4. Het standpunt van appellant

Appellant voert, samengevat weergegeven, het volgende aan.

Op 17 mei 2005 heeft hij een verzamelaanvraag ingediend. In deze aanvraag is onder meer 327.80 ha voederareaal opgegeven. Blijkens het formulier Gecombineerde Opgave 2005 is bij extensiveringsbedrag "nee" aangekruist. Dit is een zeer storende fout met enorme financiële gevolgen voor hem. Het niet toekennen van het extensiveringsbedrag over het jaar 2005 heeft niet alleen voor het jaar 2005 behoorlijke financiële gevolgen, maar met name voor het toekennen van de extra bedrijfstoeslag uit de Nationale Reserve.

Er is om de volgende redenen sprake van een kennelijke fout in de verzamelaanvraag.

Appellant heeft in het verleden reeds vele jaren zoogkoeienpremie en stierenpremie aangevraagd. Er is toen altijd aangegeven dat hij voor het extensiveringsbedrag in aanmerking wilde komen. Dit extensiveringsbedrag is ook al diverse jaren ontvangen. In 2006 werd een zeer groot areaal grond als voederareaal opgegeven. Het was dan toch vanzelfsprekend dat er nu weer aangevraagd moest worden voor het extensiveringsbedrag.

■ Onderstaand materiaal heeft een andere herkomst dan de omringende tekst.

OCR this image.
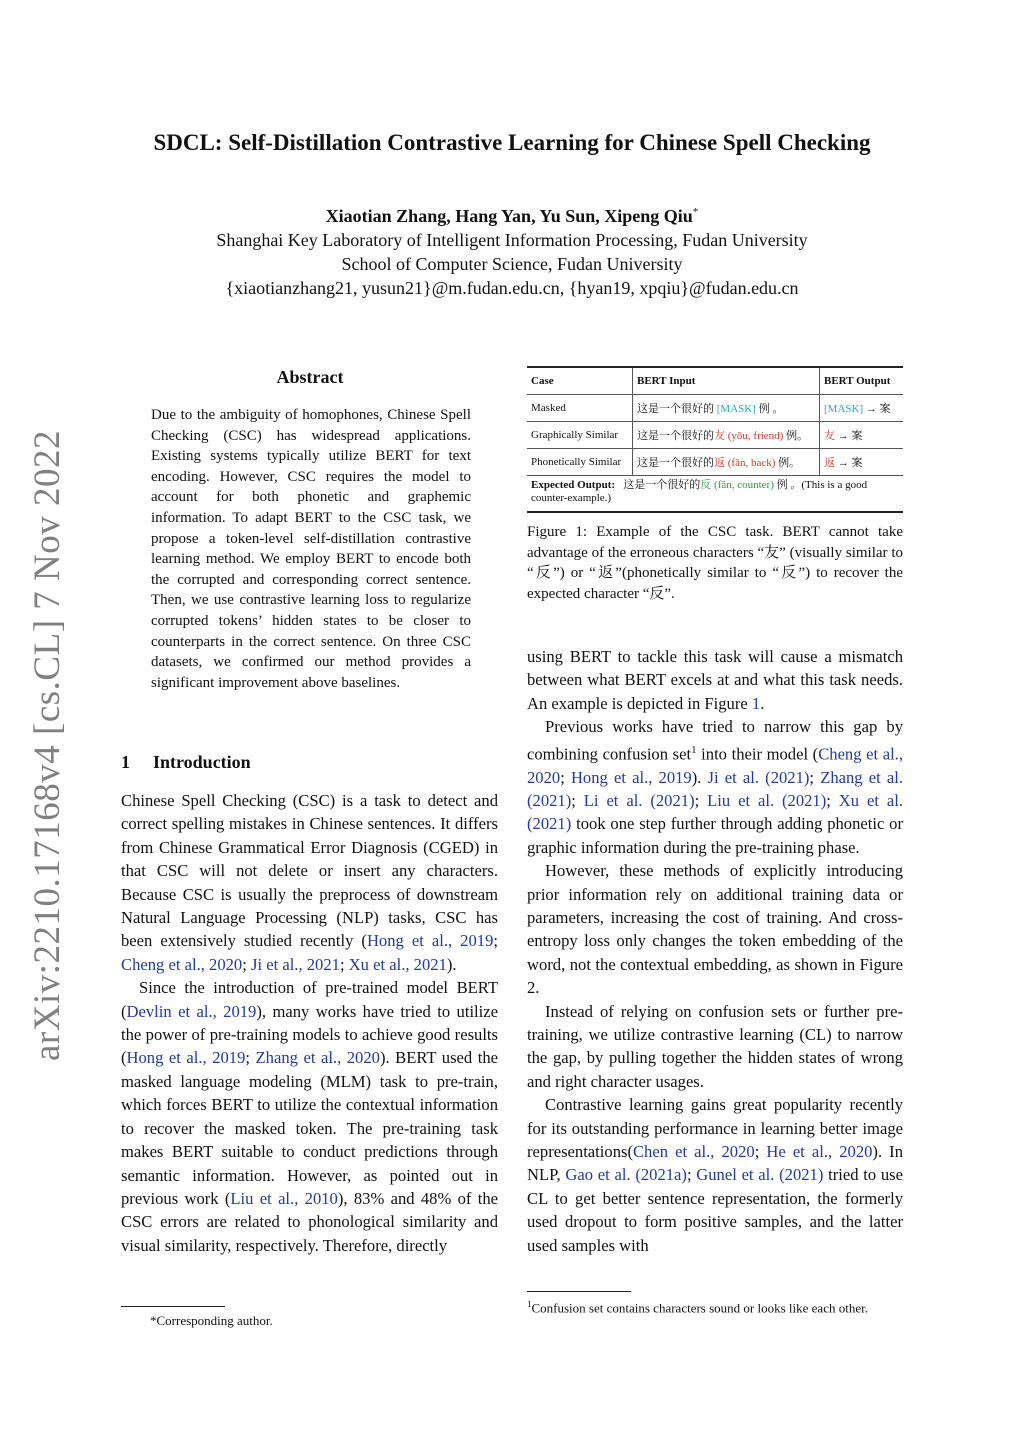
arXiv:2210.17168v4 [cs.CL] 7 Nov 2022
SDCL: Self-Distillation Contrastive Learning for Chinese Spell Checking
Xiaotian Zhang, Hang Yan, Yu Sun, Xipeng Qiu*
Shanghai Key Laboratory of Intelligent Information Processing, Fudan University
School of Computer Science, Fudan University
{xiaotianzhang21, yusun21}@m.fudan.edu.cn, {hyan19, xpqiu}@fudan.edu.cn
Abstract
Due to the ambiguity of homophones, Chinese Spell Checking (CSC) has widespread applications. Existing systems typically utilize BERT for text encoding. However, CSC requires the model to account for both phonetic and graphemic information. To adapt BERT to the CSC task, we propose a token-level self-distillation contrastive learning method. We employ BERT to encode both the corrupted and corresponding correct sentence. Then, we use contrastive learning loss to regularize corrupted tokens’ hidden states to be closer to counterparts in the correct sentence. On three CSC datasets, we confirmed our method provides a significant improvement above baselines.
1 Introduction

Chinese Spell Checking (CSC) is a task to detect and correct spelling mistakes in Chinese sentences. It differs from Chinese Grammatical Error Diagnosis (CGED) in that CSC will not delete or insert any characters. Because CSC is usually the preprocess of downstream Natural Language Processing (NLP) tasks, CSC has been extensively studied recently (Hong et al., 2019; Cheng et al., 2020; Ji et al., 2021; Xu et al., 2021).

Since the introduction of pre-trained model BERT (Devlin et al., 2019), many works have tried to utilize the power of pre-training models to achieve good results (Hong et al., 2019; Zhang et al., 2020). BERT used the masked language modeling (MLM) task to pre-train, which forces BERT to utilize the contextual information to recover the masked token. The pre-training task makes BERT suitable to conduct predictions through semantic information. However, as pointed out in previous work (Liu et al., 2010), 83% and 48% of the CSC errors are related to phonological similarity and visual similarity, respectively. Therefore, directly

*Corresponding author.
Case	BERT Input	BERT Output
Masked	这是一个很好的 [MASK] 例 。	[MASK] → 案
Graphically Similar	这是一个很好的友 (yǒu, friend) 例。	友 → 案
Phonetically Similar	这是一个很好的返 (fǎn, back) 例。	返 → 案
Expected Output: 这是一个很好的反 (fǎn, counter) 例 。(This is a good counter-example.)		
Figure 1: Example of the CSC task. BERT cannot take advantage of the erroneous characters “友” (visually similar to “反”) or “返”(phonetically similar to “反”) to recover the expected character “反”.

using BERT to tackle this task will cause a mismatch between what BERT excels at and what this task needs. An example is depicted in Figure 1.

Previous works have tried to narrow this gap by combining confusion set$^1$ into their model (Cheng et al., 2020; Hong et al., 2019). Ji et al. (2021); Zhang et al. (2021); Li et al. (2021); Liu et al. (2021); Xu et al. (2021) took one step further through adding phonetic or graphic information during the pre-training phase.

However, these methods of explicitly introducing prior information rely on additional training data or parameters, increasing the cost of training. And cross-entropy loss only changes the token embedding of the word, not the contextual embedding, as shown in Figure 2.

Instead of relying on confusion sets or further pre-training, we utilize contrastive learning (CL) to narrow the gap, by pulling together the hidden states of wrong and right character usages.

Contrastive learning gains great popularity recently for its outstanding performance in learning better image representations(Chen et al., 2020; He et al., 2020). In NLP, Gao et al. (2021a); Gunel et al. (2021) tried to use CL to get better sentence representation, the formerly used dropout to form positive samples, and the latter used samples with

$^1$Confusion set contains characters sound or looks like each other.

Het aanvragen van het extensiveringsbedrag kan normaliter nooit negatieve gevolgen hebben. De toetsing aan het veebezettingsgetal kan immers pas achteraf plaatsvinden. Voldoet aanvrager aan de veebezettingseisen, dan ontvangt hij het extensiveringsbedrag. Voldoet hij er niet aan, dan ontvangt hij niets, dan heeft dat verder geen negatieve gevolgen. Was hij op deze fout gewezen door verweerder, dan had de fout wellicht tijdig kunnen worden hersteld.

Het zou, gelet op het voorgaande, eigenlijk vanzelfsprekend moeten zijn, dat standaard het extensiveringsbedrag wordt aangevraagd.

Appellant wijst voorts op het feit dat verweerder meerdere malen heeft aangegeven dat de medewerkers van Dienst Regelingen klant- c.q. boervriendelijker en ondersteunend moeten gaan werken.

Ter zitting heeft appellant zich voorts beroepen op het gelijkheidsbeginsel. Hij stelt dat bij de aanvragen van melkpremie boeren zijn gebeld met de vraag of zij wellicht "ja" hadden willen aankruisen in plaats van "nee".

5. De beoordeling van het geschil

5.1 Het College stelt voorop dat ingevolge artikel 118 van Verordening (EG) nr. 1973/2004 een landbouwer alleen voor het extensiveringsbedrag in aanmerking kan komen, indien hij hierom in de verzamelaanvraag verzoekt.

5.2 Vaststaat en tussen partijen is niet in geschil dat appellant in zijn verzamelaanvraag voor het jaar 2005 heeft aangekruist dat hij niet in aanmerking wil komen voor het extensiveringsbedrag.

5.3 Appellants opvatting dat hem alsnog het extensiveringsbedrag voor het jaar 2005 moet worden toegekend, kan alleen slagen indien sprake is van een kennelijke fout in de verzamelaanvraag als bedoeld in artikel 19 van Verordening (EG) nr. 796/2004.

5.4 Bij de beantwoording van de vraag of sprake is van een kennelijke fout hanteert verweerder als uitgangspunt het werkdocument AGR 49533/2002 van de Europese Commissie. Het College heeft in vaste jurisprudentie uitgesproken dit aanvaardbaar te achten.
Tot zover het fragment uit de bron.